Tuesday, May 12, 2009

Wild Food

People are confused about and intimidated by wild food. We've been an agricultural society for a long time, and that makes it difficult to comprehend great food growing without attention, even though all food was once wild. There are a few exceptions, such as truffle mushrooms, which people know are rare and valued.

Trusted sources for food varies for different people: for some it is a supermarket they are familiar with, for some, health food stores, and for a growing number of people, local farms and home gardens.

When I told my family I had gone out harvesting rhubarb from along the railroad tracks, each had their own reaction.

To my mother, who hails from an agricultural community in North Dakota, it sounded uncontrolled. She wondered (reasonably) if chemicals were sprayed there. Would this rhubarb be safe? DANGEROUS.

My father was a skilled gardener and forager as a child in West Virginia. To him, this rhubarb was appealing as free, fresh food. He wistfully reported that he would no longer recognize the wild plants that used to make up many of his meals. FREE.

My sister in California considers herself a foodie. If "foodie" means "eats anything," then she truly is. She likes the sound of wild rhubarb, too, assuming that it will have stronger flavor than its cultivated cousins. She doesn't remember particularly loving rhubarb's tartness, but she likes the word "wildfood," much like she likes "biodynamic" and "probiotic." FANCY.Two out of three people in my family (test group!) thought my newly harvested rhubarb sounded like good food. Why, then, has no-one in Beacon harvested this huge amount of rhubarb?

I grew up eating out of grocery stores. When I first saw a carrot growing, I pulled it up to confirm that it was, indeed, a carrot, then stuck it back in the hole thinking it could continue on. I've only learned about various wild foods in recent years, and only because of a shift in my own focus. I moved into a house that is host to black walnuts, mulberries, and blackberries.
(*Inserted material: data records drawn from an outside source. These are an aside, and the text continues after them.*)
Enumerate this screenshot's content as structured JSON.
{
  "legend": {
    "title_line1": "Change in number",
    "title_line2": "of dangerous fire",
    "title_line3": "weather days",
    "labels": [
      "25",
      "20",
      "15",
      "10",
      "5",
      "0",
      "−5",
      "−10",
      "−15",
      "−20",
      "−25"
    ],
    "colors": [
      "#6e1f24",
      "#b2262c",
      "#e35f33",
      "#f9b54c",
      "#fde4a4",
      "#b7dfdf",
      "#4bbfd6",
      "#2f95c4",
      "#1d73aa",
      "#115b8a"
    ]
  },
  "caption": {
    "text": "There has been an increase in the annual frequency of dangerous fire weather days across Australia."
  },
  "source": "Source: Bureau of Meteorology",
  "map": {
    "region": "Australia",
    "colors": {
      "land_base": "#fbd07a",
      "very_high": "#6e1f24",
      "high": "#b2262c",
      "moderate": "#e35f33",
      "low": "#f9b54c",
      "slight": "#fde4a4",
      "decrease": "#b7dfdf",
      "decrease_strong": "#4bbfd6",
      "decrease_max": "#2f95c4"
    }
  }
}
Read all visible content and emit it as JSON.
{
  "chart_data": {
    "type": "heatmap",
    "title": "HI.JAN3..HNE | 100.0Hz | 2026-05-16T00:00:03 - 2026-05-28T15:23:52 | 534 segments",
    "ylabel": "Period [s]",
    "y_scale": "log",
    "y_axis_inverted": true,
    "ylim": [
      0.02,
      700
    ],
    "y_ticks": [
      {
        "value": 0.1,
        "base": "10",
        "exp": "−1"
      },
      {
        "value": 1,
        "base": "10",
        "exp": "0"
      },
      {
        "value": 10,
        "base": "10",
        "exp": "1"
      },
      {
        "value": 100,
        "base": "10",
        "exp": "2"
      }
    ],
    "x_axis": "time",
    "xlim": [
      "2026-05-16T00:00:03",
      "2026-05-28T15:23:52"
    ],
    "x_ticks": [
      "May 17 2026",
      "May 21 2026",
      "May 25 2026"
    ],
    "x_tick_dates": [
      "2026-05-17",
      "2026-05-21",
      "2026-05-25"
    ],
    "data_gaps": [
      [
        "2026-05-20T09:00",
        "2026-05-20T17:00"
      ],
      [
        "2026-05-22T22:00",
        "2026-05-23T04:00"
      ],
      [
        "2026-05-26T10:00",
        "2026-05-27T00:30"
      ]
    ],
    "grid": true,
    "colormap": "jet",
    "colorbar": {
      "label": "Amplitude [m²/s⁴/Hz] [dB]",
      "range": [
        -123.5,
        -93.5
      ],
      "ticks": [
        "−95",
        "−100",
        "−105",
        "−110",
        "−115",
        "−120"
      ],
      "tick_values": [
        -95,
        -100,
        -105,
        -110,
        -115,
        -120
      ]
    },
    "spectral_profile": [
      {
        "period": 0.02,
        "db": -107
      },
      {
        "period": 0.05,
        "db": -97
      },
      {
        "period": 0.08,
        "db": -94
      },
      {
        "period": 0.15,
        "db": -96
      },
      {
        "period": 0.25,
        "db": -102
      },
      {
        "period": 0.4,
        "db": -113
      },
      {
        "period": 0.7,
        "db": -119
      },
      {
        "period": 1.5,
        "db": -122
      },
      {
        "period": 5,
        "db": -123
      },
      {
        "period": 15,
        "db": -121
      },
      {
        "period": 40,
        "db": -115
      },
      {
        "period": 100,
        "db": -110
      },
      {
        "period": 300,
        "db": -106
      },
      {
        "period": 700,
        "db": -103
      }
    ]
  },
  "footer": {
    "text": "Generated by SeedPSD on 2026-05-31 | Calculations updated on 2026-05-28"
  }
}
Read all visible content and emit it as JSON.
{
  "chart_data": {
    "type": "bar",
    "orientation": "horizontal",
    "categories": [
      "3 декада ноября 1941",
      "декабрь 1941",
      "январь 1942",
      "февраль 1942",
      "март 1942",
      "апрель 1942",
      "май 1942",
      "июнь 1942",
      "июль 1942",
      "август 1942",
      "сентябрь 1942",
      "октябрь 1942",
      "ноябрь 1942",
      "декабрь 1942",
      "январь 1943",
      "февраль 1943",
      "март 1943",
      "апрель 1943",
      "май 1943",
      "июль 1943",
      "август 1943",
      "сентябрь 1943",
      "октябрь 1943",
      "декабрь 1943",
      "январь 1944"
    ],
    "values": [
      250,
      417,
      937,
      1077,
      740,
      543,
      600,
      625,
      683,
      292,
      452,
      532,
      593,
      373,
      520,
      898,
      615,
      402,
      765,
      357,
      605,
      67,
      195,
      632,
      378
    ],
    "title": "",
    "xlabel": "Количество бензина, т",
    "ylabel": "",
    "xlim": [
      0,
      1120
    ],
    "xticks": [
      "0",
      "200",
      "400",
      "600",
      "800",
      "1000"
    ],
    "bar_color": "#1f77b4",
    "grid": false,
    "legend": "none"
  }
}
I joined a C.S.A., and my eating became much more locally focused. I've never been a fantastic gardener, and so what comes easily, naturally, makes me all the more grateful.

I think that nobody is harvesting that rhubarb because most people aren't even seeing it.

Now that I'm concerning myself with local food, and the local lack of food (hunger), wild food is that much more important. If you're at all open to it, I suggest taking a look around. (A little guide doesn't hurt, either!)

Thanks to Pickle Girl for the rhubarb picture.